All-electric by 2030 but Jaguar Land Rover signals it will employ fewer people too
The new chief executive of Jaguar Land Rover (JLR) has set out his vision for the future of the company.
Thierry Bollore pledged that every model JLR produces will have the option of a battery electric engine by 2030 and that he will make the company a “net zero carbon business” by 2039.
The roll-out of electric and hybrid cars at JLR has been sluggish. The company only has one “all-electric” model, the Jaguar iPace, which has won lots of awards but accounts for only 4% of sales.
Last year, JLR was fined £35 million for failing to hit EU emissions targets. On Monday morning, Thierry Bollore pledged that the effort to make its cars less polluting would accelerate “at full-throttle”.
Jaguar’s fleet will be all-electric “from 2025”. Land Rover’s will take longer to go green - the first battery electric vehicle won’t be produced until 2024.
JLR is developing fuel-cell technology that uses hydrogen gas to generate electricity to power cars and produces zero emissions. So far, so positive. Climate change demands that we live our lives in radically different ways and JLR, sensibly, plans to march in pace with the times.
But the transformation required is considerable. As it stands, 57% of the cars it sold last year were pure petrol or diesel engines. The company has made it clear where it wants to end-up, it hasn’t really said how it will get there. We have the destination but not the roadmap.
Bollore said JLR will make fewer models and use fewer platforms in future. He speaks of prioritising “quality and profits over volume” and of “right sizing the business”. These are pretty clear indications that JLR will produce fewer cars going and will need fewer people as a result.
Thierry Bollore said Jaguar will undergo a "complete renaissance".
“JLR has essentially set out a target to meet the government’s 2030 target for going electric, starting with Jaguar becoming an upmarket competitor to Tesla from 2025,” says Professor David Bailey of the Birmingham Business School.
“Overall, this is a welcome move but remember that JLR is playing catch up. This will mean job losses but how many is not clear.”
JLR directly employs around 31,000 people in the UK currently and a further 200,000 jobs in its retailer network and supply chain. It’s also not clear where cars of the future and the batteries they need will be built. Once upon a time, JLR’s stated ambition was to produce one million cars a year.
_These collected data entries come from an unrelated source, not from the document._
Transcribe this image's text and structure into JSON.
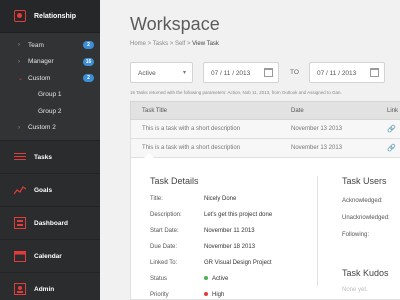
{
  "sidebar": {
    "header": "Relationship",
    "sub_items": [
      {
        "label": "Team",
        "badge": "2"
      },
      {
        "label": "Manager",
        "badge": "16"
      },
      {
        "label": "Custom",
        "badge": "2"
      },
      {
        "label": "Group 1"
      },
      {
        "label": "Group 2"
      },
      {
        "label": "Custom 2"
      }
    ],
    "main_items": [
      {
        "label": "Tasks",
        "icon": "list-icon"
      },
      {
        "label": "Goals",
        "icon": "chart-icon"
      },
      {
        "label": "Dashboard",
        "icon": "dashboard-icon"
      },
      {
        "label": "Calendar",
        "icon": "calendar-icon"
      },
      {
        "label": "Admin",
        "icon": "admin-icon"
      }
    ],
    "accent": "#e23b3b",
    "badge_color": "#3c8fd6"
  },
  "page": {
    "title": "Workspace",
    "breadcrumb": [
      "Home",
      "Tasks",
      "Self",
      "View Task"
    ]
  },
  "filters": {
    "status": "Active",
    "from_date": "07 / 11 / 2013",
    "to_label": "TO",
    "to_date": "07 / 11 / 2013"
  },
  "info_text": "15 Tasks returned with the following parameters: Action, Nob 11, 2013, from Outlook and Assigned to Gan.",
  "table": {
    "headers": [
      "Task Title",
      "Date",
      "Link"
    ],
    "rows": [
      {
        "title": "This is a task with a short description",
        "date": "November 13 2013"
      },
      {
        "title": "This is a task with a short description",
        "date": "November 13 2013"
      }
    ]
  },
  "details": {
    "heading": "Task Details",
    "fields": [
      {
        "label": "Title:",
        "value": "Nicely Done"
      },
      {
        "label": "Description:",
        "value": "Let's get this project done"
      },
      {
        "label": "Start Date:",
        "value": "November 11 2013"
      },
      {
        "label": "Due Date:",
        "value": "November 18 2013"
      },
      {
        "label": "Linked To:",
        "value": "GR Visual Design Project"
      },
      {
        "label": "Status",
        "value": "Active",
        "dot": "#4caf50"
      },
      {
        "label": "Priority",
        "value": "High",
        "dot": "#e23b3b"
      }
    ]
  },
  "users": {
    "heading": "Task Users",
    "fields": [
      "Acknowledged:",
      "Unacknowledged:",
      "Following:"
    ]
  },
  "kudos": {
    "heading": "Task Kudos",
    "empty": "None yet."
  }
}
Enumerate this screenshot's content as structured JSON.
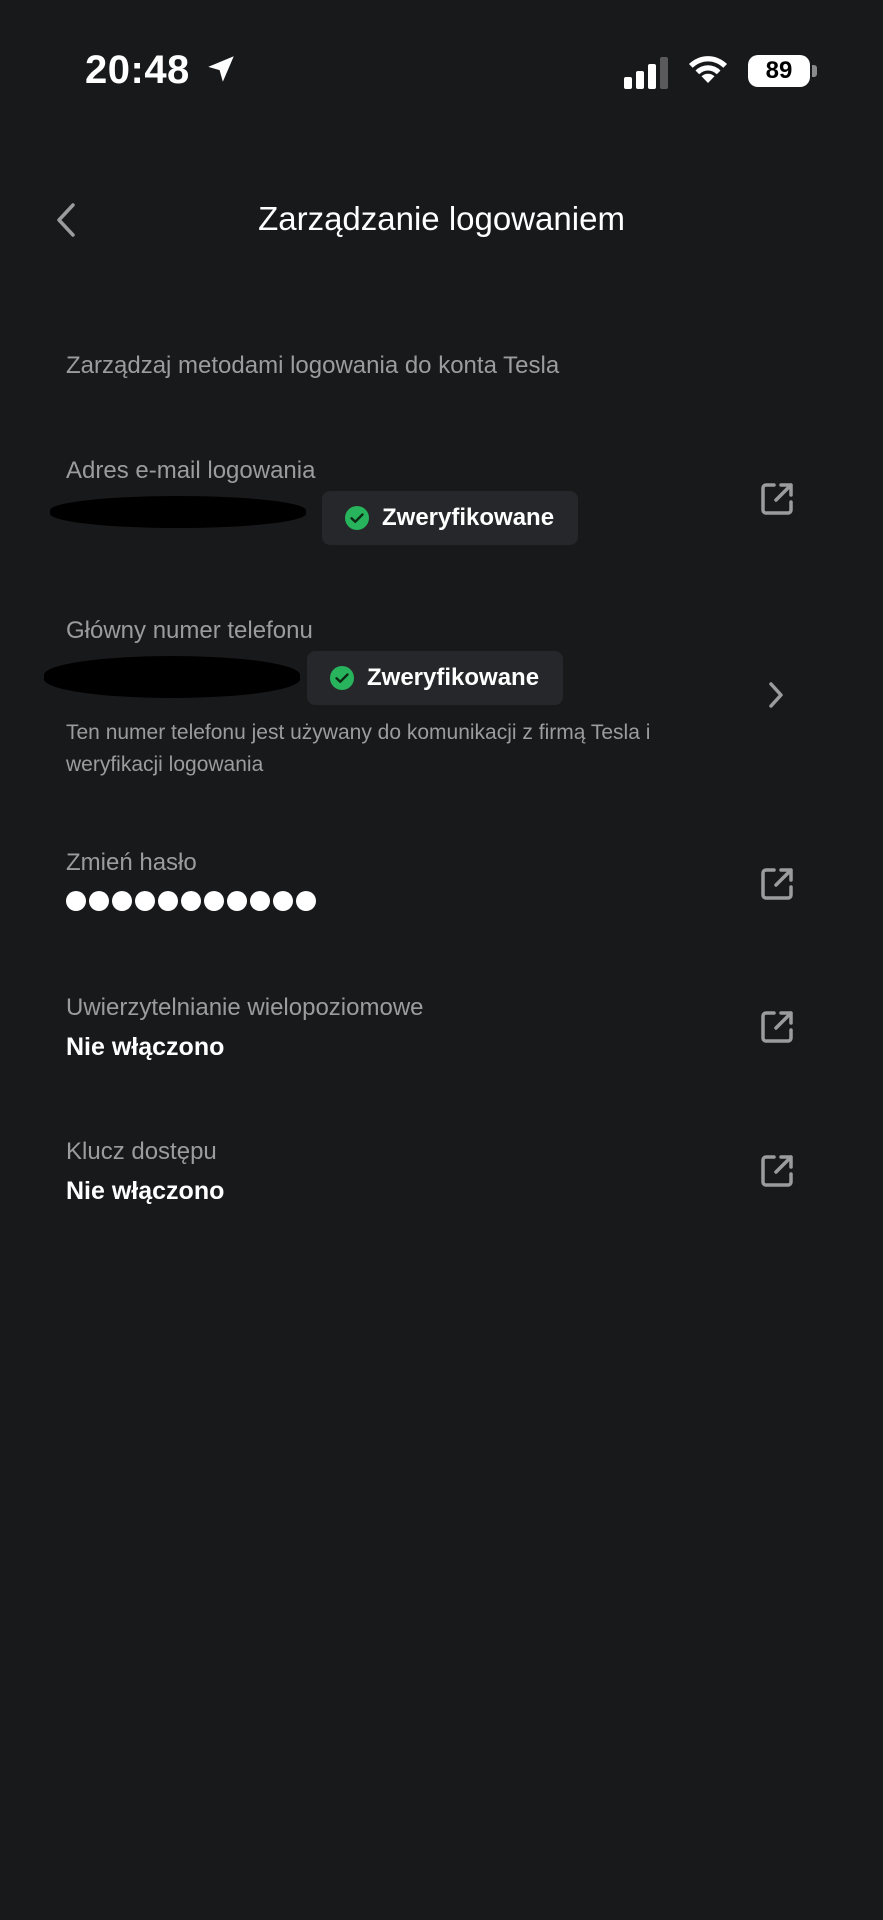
{
  "status_bar": {
    "time": "20:48",
    "battery": "89",
    "icons": [
      "location-arrow-icon",
      "signal-icon",
      "wifi-icon",
      "battery-icon"
    ]
  },
  "header": {
    "title": "Zarządzanie logowaniem",
    "back_icon": "chevron-left-icon"
  },
  "subtitle": "Zarządzaj metodami logowania do konta Tesla",
  "email": {
    "label": "Adres e-mail logowania",
    "badge": "Zweryfikowane",
    "action_icon": "external-link-icon"
  },
  "phone": {
    "label": "Główny numer telefonu",
    "badge": "Zweryfikowane",
    "helper": "Ten numer telefonu jest używany do komunikacji z firmą Tesla i weryfikacji logowania",
    "action_icon": "chevron-right-icon"
  },
  "password": {
    "label": "Zmień hasło",
    "masked_length": 11,
    "action_icon": "external-link-icon"
  },
  "mfa": {
    "label": "Uwierzytelnianie wielopoziomowe",
    "value": "Nie włączono",
    "action_icon": "external-link-icon"
  },
  "passkey": {
    "label": "Klucz dostępu",
    "value": "Nie włączono",
    "action_icon": "external-link-icon"
  },
  "colors": {
    "background": "#18191b",
    "secondary_text": "#9b9c9e",
    "badge_bg": "#26272a",
    "verified_green": "#27b45c"
  }
}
No longer.
Thierry Bollore outlines JLR's new plans
Last year, JLR built 243,000 of them in the UK, the rest in factories in China, Slovakia and Brazil. Brexit has made the UK a less attractive place to build cars. The requirement to complete customs declarations and to comply with rules of origin to avoid tariffs on cars and car parts shipped to and from the EU, has added costs and complexity.
JLR says all of its factories, including the three in the UK, will be “retained.” Intriguingly, plans for an electrified version of the Jaguar XJ at Castle Bromwich have need scrapped. The site, which employs 2500 people, will be “repurposed.” What that means isn’t yet clear.JLR can build its cars anywhere in the world, a point the company will be politely making in private to government ministers. Given the “Britishness” of the brands, I think we can expect the company to ask for, and to get, significant incentives to keep production here.Unite the Union says it “broadly welcomes” the vision JLR has set out and says it is reassured that there will be “no plant closures and no compulsory job losses”. As applause goes, that’s pretty lukewarm.